The error message in /var/log/mail.log is:
Aug 20 21:47:39 example postfix/smtp[18496]: DE1E14218D: SASL authentication failed; server email-smtp.us-east-1.amazonaws.com[23.23.139.32] said: 535 Authentication Credentials Invalid
Is there some way I can see what credentials it is attempting to use?
--
Update: To debug, I have replaced my regexp maps with mysql maps, and switched on SQL query logging. This way I can see how those maps are evaluated. It's sort of interesting. First, I'm getting:
SELECT host FROM sender_dependent_relayhost_map WHERE sender='foo@example.com'
If this returns localhost:11111, I can run netcat at that port, and get an incoming SMTP connection. So that part seems to be working fine.
Then, I'm getting repeated queries of the type:
SELECT userpass FROM smtp_sasl_password_map WHERE sender=...

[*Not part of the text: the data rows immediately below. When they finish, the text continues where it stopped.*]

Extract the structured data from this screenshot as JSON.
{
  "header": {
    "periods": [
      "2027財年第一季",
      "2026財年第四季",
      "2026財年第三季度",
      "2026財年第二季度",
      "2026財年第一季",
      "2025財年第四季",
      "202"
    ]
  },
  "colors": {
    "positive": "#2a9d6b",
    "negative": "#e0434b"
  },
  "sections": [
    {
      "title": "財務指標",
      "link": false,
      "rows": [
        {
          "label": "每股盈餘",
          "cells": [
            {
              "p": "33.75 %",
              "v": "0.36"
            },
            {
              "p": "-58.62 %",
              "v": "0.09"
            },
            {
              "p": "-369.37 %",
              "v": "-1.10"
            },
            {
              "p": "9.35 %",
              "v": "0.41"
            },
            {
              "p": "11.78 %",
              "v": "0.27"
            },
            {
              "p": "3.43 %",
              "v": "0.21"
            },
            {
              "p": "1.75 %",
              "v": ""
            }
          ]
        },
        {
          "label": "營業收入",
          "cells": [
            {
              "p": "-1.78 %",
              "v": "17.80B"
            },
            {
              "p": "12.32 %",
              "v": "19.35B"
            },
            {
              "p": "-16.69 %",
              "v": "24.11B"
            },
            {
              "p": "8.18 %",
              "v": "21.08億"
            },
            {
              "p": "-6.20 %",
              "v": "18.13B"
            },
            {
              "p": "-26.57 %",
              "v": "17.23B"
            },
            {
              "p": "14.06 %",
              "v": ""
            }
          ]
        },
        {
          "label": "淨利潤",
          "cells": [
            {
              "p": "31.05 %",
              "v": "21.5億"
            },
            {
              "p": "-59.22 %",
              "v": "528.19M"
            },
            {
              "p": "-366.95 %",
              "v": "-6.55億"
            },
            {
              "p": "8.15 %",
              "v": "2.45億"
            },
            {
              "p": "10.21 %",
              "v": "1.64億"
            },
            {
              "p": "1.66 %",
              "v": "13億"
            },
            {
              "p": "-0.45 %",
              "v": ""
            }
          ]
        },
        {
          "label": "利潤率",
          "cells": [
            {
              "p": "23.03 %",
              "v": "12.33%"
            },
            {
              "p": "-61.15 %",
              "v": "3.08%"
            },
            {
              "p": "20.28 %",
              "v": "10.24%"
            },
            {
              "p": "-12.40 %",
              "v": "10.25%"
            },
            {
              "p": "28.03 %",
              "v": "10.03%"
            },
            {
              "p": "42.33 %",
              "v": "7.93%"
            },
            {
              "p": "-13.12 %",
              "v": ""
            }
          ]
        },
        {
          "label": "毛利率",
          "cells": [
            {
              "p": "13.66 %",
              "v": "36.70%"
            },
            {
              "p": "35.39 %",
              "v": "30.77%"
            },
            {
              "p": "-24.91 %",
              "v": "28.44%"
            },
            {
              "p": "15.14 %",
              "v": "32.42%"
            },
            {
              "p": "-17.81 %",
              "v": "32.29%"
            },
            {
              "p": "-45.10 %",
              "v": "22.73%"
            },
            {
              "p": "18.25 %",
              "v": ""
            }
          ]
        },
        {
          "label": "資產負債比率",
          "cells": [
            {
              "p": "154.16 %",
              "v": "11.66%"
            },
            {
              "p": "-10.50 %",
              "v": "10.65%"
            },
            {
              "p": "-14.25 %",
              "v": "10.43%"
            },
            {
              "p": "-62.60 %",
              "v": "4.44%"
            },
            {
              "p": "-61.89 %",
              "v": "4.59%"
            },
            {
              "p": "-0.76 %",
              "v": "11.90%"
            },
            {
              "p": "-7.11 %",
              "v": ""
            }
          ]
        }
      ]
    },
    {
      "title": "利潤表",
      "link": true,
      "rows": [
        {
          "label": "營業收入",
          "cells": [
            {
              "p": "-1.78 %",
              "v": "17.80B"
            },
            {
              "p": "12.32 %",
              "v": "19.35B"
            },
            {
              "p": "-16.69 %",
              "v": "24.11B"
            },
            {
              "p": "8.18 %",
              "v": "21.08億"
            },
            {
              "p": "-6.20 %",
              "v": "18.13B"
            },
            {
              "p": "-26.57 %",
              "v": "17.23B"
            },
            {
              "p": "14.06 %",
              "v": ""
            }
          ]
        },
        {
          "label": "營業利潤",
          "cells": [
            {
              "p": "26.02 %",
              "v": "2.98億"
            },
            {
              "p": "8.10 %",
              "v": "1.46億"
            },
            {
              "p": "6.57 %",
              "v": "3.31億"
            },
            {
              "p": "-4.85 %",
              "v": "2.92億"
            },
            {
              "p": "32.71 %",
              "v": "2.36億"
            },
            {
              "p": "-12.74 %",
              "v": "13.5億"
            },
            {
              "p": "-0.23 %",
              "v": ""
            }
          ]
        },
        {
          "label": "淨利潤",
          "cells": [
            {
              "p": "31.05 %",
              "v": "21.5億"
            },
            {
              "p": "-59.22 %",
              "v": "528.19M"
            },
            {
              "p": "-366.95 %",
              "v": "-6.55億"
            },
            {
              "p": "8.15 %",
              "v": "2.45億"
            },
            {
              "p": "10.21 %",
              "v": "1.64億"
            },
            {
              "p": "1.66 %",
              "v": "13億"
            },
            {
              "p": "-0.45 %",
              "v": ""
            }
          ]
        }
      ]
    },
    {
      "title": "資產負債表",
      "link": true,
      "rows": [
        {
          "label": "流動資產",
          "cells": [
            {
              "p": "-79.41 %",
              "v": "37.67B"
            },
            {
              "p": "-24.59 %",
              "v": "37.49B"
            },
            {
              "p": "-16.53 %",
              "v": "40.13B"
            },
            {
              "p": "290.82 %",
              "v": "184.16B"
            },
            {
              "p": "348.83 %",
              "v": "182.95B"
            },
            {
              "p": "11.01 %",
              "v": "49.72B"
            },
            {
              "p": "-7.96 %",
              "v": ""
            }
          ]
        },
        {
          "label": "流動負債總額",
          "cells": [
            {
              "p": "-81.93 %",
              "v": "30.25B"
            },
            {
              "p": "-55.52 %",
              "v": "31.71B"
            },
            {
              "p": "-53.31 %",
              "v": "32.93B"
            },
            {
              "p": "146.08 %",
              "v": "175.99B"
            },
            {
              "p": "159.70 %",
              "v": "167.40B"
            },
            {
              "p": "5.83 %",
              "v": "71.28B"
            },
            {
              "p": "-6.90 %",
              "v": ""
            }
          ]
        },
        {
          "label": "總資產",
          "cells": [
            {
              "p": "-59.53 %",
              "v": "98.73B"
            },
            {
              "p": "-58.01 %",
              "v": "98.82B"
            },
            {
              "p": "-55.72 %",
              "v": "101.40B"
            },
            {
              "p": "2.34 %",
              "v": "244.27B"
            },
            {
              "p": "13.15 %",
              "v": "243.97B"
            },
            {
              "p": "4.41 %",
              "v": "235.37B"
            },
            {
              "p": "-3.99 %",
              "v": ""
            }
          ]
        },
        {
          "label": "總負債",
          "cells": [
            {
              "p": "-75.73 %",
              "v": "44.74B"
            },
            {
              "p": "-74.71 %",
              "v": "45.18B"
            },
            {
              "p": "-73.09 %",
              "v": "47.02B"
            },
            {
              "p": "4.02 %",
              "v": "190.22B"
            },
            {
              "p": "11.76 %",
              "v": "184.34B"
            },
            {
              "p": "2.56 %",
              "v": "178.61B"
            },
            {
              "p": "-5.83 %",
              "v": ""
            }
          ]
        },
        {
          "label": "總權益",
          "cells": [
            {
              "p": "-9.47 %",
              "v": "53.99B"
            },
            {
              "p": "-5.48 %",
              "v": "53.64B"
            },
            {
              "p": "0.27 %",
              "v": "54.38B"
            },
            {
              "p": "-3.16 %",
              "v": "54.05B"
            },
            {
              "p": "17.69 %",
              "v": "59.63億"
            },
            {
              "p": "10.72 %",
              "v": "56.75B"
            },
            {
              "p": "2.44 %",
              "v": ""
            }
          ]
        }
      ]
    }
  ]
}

first evaluated with 'foo@example.com', then (if not found) with '@example.com' (not something I found in the docs), and then, surprisingly, with the smtp server found from the previous sender_dependent_relayhost_map query. and finally with '<>' (presumably the global default).
But if I return 'AK...:34.../...' (the Amazon SES credential) from that second table, I still get the same authentication error from Amazon. So there is progress, but no resolution yet.